Casey stava già filando oltre l’ingresso, diretto verso l’ascensore, e ben presto usciva a precipizio dallo stabile, prima che la bionda tornasse per trovare il suo eroe con il bel viso affondato nel portacenere. Fuggiva anche da un’orda di ombre i cui volti assomigliavano a quello sardonico del fattorino. Se Phyllis Brunner era morta… Non era ammissibile neppure pensare a certe cose, non poteva essere morta. Maggie doveva per forza aver visto giusto!
Una volta in strada gli fu facile disperdersi nella calca frettolosa e svoltò automaticamente a sinistra. Pochi isolati più oltre balzò su un autobus che stava per invertire la direzione, ripartendo verso nord, e lungo tutto il percorso fino alla Erie Street continuava a ripetersi che Phyllis non poteva esser morta.
Maggie non c’era, e allora s’introdusse in casa con la chiave che gli aveva dato, chiedendosi come poteva essersela cavata al Municipio. Del resto, c’erano pochi dubbi in proposito. Anche se fosse esistito un fondo di verità nelle supposizioni di lei, le probabilità di un matrimonio segreto erano minime. Phyllis Brunner non avrebbe arrischiato un’attesa di tre giorni, anche se le fosse riuscito di ottenere una licenza, con il confine dell’Indiana tanto vicino. Comunque, tutto pareva ancora un sogno pazzesco.

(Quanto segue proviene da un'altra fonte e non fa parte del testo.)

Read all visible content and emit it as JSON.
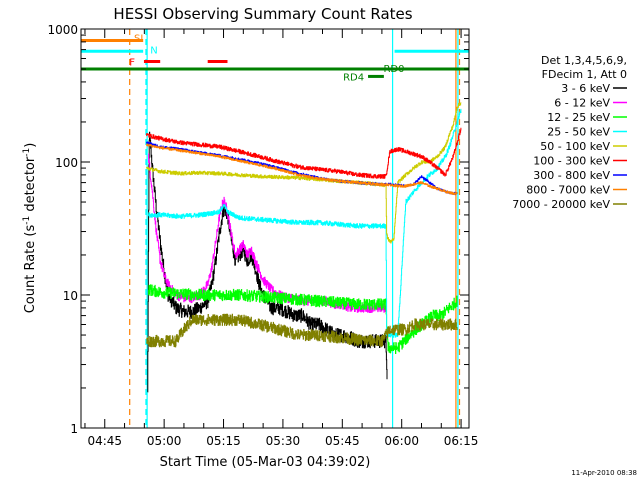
{
  "chart_data": {
    "type": "line",
    "title": "HESSI Observing Summary Count Rates",
    "xlabel": "Start Time (05-Mar-03 04:39:02)",
    "ylabel_main": "Count Rate (s",
    "ylabel_sup1": "-1",
    "ylabel_mid": " detector",
    "ylabel_sup2": "-1",
    "ylabel_end": ")",
    "x_units": "minutes after 04:39:02 UT",
    "xlim": [
      0,
      98
    ],
    "ylim": [
      1,
      1000
    ],
    "yscale": "log",
    "x_ticks": [
      {
        "t": 6,
        "label": "04:45"
      },
      {
        "t": 21,
        "label": "05:00"
      },
      {
        "t": 36,
        "label": "05:15"
      },
      {
        "t": 51,
        "label": "05:30"
      },
      {
        "t": 66,
        "label": "05:45"
      },
      {
        "t": 81,
        "label": "06:00"
      },
      {
        "t": 96,
        "label": "06:15"
      }
    ],
    "y_ticks": [
      {
        "v": 1,
        "label": "1"
      },
      {
        "v": 10,
        "label": "10"
      },
      {
        "v": 100,
        "label": "100"
      },
      {
        "v": 1000,
        "label": "1000"
      }
    ],
    "legend_header": [
      "Det 1,3,4,5,6,9,",
      "FDecim 1, Att 0"
    ],
    "legend_position": "right",
    "series": [
      {
        "name": "3 - 6 keV",
        "color": "#000000",
        "noise": 0.12,
        "t": [
          16.8,
          17.2,
          17.6,
          18,
          19,
          20,
          21,
          22,
          24,
          26,
          28,
          30,
          32,
          33,
          34,
          35,
          36,
          37,
          38,
          39,
          40,
          41,
          42,
          43,
          44,
          45,
          46,
          48,
          50,
          52,
          54,
          56,
          58,
          60,
          62,
          64,
          66,
          68,
          70,
          72,
          74,
          75,
          76,
          77,
          77.3
        ],
        "v": [
          1.8,
          160,
          130,
          90,
          45,
          25,
          15,
          10,
          8,
          7.5,
          7.5,
          8,
          9,
          12,
          18,
          30,
          45,
          40,
          25,
          18,
          20,
          22,
          18,
          20,
          16,
          12,
          10,
          8,
          8,
          7.5,
          7,
          7,
          6,
          6,
          5.5,
          5,
          5,
          4.8,
          4.5,
          4.5,
          4.5,
          4.5,
          4.5,
          4.5,
          2.5
        ]
      },
      {
        "name": "6 - 12 keV",
        "color": "#ff00ff",
        "noise": 0.08,
        "t": [
          17,
          18,
          19,
          20,
          21,
          22,
          24,
          26,
          28,
          30,
          32,
          33,
          34,
          35,
          36,
          37,
          38,
          39,
          40,
          41,
          42,
          43,
          44,
          46,
          48,
          50,
          52,
          54,
          56,
          58,
          60,
          62,
          64,
          66,
          68,
          70,
          72,
          74,
          76,
          77
        ],
        "v": [
          110,
          60,
          30,
          18,
          14,
          12,
          10,
          9.5,
          9.5,
          10,
          12,
          16,
          25,
          40,
          52,
          42,
          28,
          20,
          22,
          24,
          20,
          22,
          18,
          13,
          11,
          10,
          9.5,
          9.5,
          9,
          9,
          9,
          9,
          8.5,
          8.5,
          8,
          8,
          8,
          8,
          8,
          8
        ]
      },
      {
        "name": "12 - 25 keV",
        "color": "#00ff00",
        "noise": 0.1,
        "t": [
          17,
          20,
          30,
          40,
          50,
          60,
          70,
          75,
          77,
          77.5,
          78,
          80,
          83,
          86,
          89,
          91,
          93,
          95
        ],
        "v": [
          11,
          10.5,
          10,
          10,
          9.5,
          9,
          8.5,
          8.5,
          8.5,
          4,
          4,
          4,
          5,
          6,
          7,
          7,
          8,
          9
        ]
      },
      {
        "name": "25 - 50 keV",
        "color": "#00ffff",
        "noise": 0.04,
        "t": [
          17,
          20,
          25,
          30,
          35,
          36,
          37,
          40,
          45,
          50,
          55,
          60,
          65,
          70,
          75,
          77,
          77.2,
          79,
          80,
          82,
          84,
          86,
          88,
          90,
          92,
          93,
          94,
          95,
          96
        ],
        "v": [
          40,
          40,
          39,
          40,
          42,
          48,
          42,
          38,
          37,
          36,
          35,
          35,
          34,
          33,
          33,
          33,
          5,
          5,
          5,
          50,
          60,
          70,
          80,
          90,
          110,
          130,
          160,
          200,
          250
        ]
      },
      {
        "name": "50 - 100 keV",
        "color": "#cccc00",
        "noise": 0.03,
        "t": [
          16.5,
          20,
          25,
          30,
          35,
          40,
          45,
          50,
          55,
          60,
          65,
          70,
          75,
          77,
          77.2,
          78,
          79,
          80,
          82,
          84,
          86,
          88,
          90,
          92,
          93,
          94,
          95,
          96
        ],
        "v": [
          90,
          85,
          82,
          83,
          82,
          80,
          78,
          77,
          76,
          74,
          72,
          70,
          68,
          67,
          28,
          25,
          26,
          70,
          80,
          90,
          100,
          100,
          110,
          130,
          160,
          190,
          260,
          280
        ]
      },
      {
        "name": "100 - 300 keV",
        "color": "#ff0000",
        "noise": 0.035,
        "t": [
          16.5,
          20,
          25,
          30,
          35,
          40,
          45,
          50,
          55,
          60,
          65,
          70,
          75,
          77,
          78,
          80,
          82,
          84,
          86,
          88,
          90,
          92,
          94,
          95,
          96
        ],
        "v": [
          160,
          150,
          140,
          135,
          130,
          120,
          110,
          100,
          92,
          88,
          85,
          80,
          78,
          78,
          120,
          125,
          120,
          115,
          110,
          100,
          90,
          80,
          110,
          140,
          180
        ]
      },
      {
        "name": "300 - 800 keV",
        "color": "#0000ff",
        "noise": 0.02,
        "t": [
          16.5,
          20,
          25,
          30,
          35,
          40,
          45,
          50,
          55,
          60,
          65,
          70,
          75,
          78,
          80,
          82,
          84,
          86,
          88,
          90,
          92,
          94,
          95
        ],
        "v": [
          140,
          130,
          125,
          118,
          112,
          105,
          98,
          90,
          82,
          76,
          72,
          70,
          68,
          68,
          67,
          66,
          68,
          78,
          70,
          63,
          60,
          58,
          58
        ]
      },
      {
        "name": "800 - 7000 keV",
        "color": "#ff8000",
        "noise": 0.02,
        "t": [
          16.5,
          20,
          25,
          30,
          35,
          40,
          45,
          50,
          55,
          60,
          65,
          70,
          75,
          78,
          80,
          82,
          84,
          86,
          88,
          90,
          92,
          94,
          95
        ],
        "v": [
          135,
          128,
          122,
          116,
          110,
          102,
          95,
          88,
          80,
          75,
          72,
          70,
          68,
          67,
          66,
          66,
          68,
          70,
          66,
          63,
          60,
          58,
          58
        ]
      },
      {
        "name": "7000 - 20000 keV",
        "color": "#808000",
        "noise": 0.1,
        "t": [
          16.5,
          20,
          24,
          26,
          28,
          30,
          35,
          40,
          45,
          50,
          55,
          60,
          65,
          70,
          75,
          76,
          77,
          78,
          80,
          82,
          84,
          86,
          88,
          90,
          92,
          94,
          95
        ],
        "v": [
          4.5,
          4.5,
          4.5,
          5.5,
          6.5,
          6.5,
          6.5,
          6.5,
          6,
          5.5,
          5,
          5,
          4.8,
          4.6,
          4.5,
          4.5,
          5,
          5.5,
          5.5,
          5.5,
          6,
          6,
          6,
          6,
          6,
          6,
          6
        ]
      }
    ],
    "flag_bars": [
      {
        "label": "SI",
        "color": "#ff8000",
        "t0": 0,
        "t1": 15.7,
        "level": 820
      },
      {
        "label": "N",
        "color": "#00ffff",
        "t0": 0,
        "t1": 15.7,
        "level": 680
      },
      {
        "label": "N",
        "color": "#00ffff",
        "t0": 79.2,
        "t1": 98,
        "level": 680
      },
      {
        "label": "F",
        "color": "#ff0000",
        "t0": 15.9,
        "t1": 20,
        "level": 570
      },
      {
        "label": "",
        "color": "#ff0000",
        "t0": 32,
        "t1": 37,
        "level": 570
      },
      {
        "label": "",
        "color": "#008000",
        "t0": 0,
        "t1": 98,
        "level": 500
      },
      {
        "label": "RD4",
        "color": "#008000",
        "t0": 72.5,
        "t1": 76.5,
        "level": 440
      }
    ],
    "flag_labels": [
      {
        "text": "SI",
        "color": "#ff8000",
        "t": 13.4,
        "level": 860
      },
      {
        "text": "N",
        "color": "#00ffff",
        "t": 17.5,
        "level": 700
      },
      {
        "text": "F",
        "color": "#ff0000",
        "t": 12.2,
        "level": 570
      },
      {
        "text": "RD0",
        "color": "#008000",
        "t": 76.4,
        "level": 510
      },
      {
        "text": "RD4",
        "color": "#008000",
        "t": 66.2,
        "level": 440
      }
    ],
    "vlines": [
      {
        "t": 12.3,
        "color": "#ff8000",
        "dashed": true
      },
      {
        "t": 16.4,
        "color": "#00ffff",
        "dashed": true
      },
      {
        "t": 16.7,
        "color": "#00ffff",
        "dashed": false
      },
      {
        "t": 78.7,
        "color": "#00ffff",
        "dashed": false
      },
      {
        "t": 94.7,
        "color": "#ff8000",
        "dashed": false
      },
      {
        "t": 95.2,
        "color": "#00ffff",
        "dashed": false
      },
      {
        "t": 95.6,
        "color": "#ff8000",
        "dashed": true
      }
    ]
  },
  "footer_date": "11-Apr-2010 08:38"
}
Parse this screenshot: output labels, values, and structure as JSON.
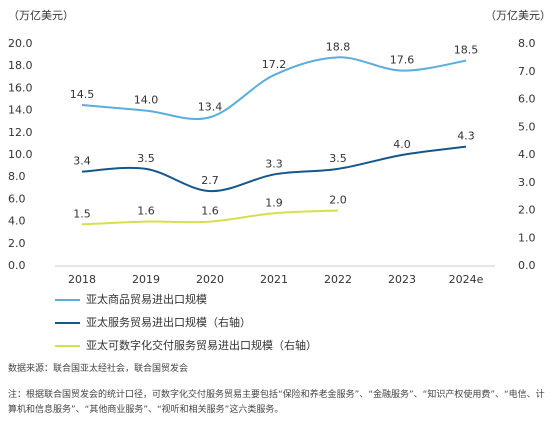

Nello studio regnava una quasi totale oscurità. Nei giorni piovosi, l’imbrunire sopraggiunge presto, e il crepuscolo plumbeo che filtrava dall’alto creava soltanto una fantasmagorica chiazza di luce. Casey si chiuse la porta alle spalle e attese che la sua vista si fosse abituata alla penombra. La luce fioca batteva in pieno sul viso che Maggie aveva ritratto e lui la ricordava appunto così, avvolta in un tenue raggio azzurrino in mezzo a cui spiccavano gli occhi color fumo.
“Che ti prende, Casey Morrow? Quali poteri magici aveva quella ragazza per capovolgere la tua vita in questo modo? È possibile che siano trascorse soltanto ventiquattro ore da quando hai visto quel volto? Sembrano secoli, lunghi secoli oscuri.”
All’improvviso cessò il suo soliloquio. Nonostante la luce plumbea si era accorto che il quadro si era mosso e avanzava verso di lui.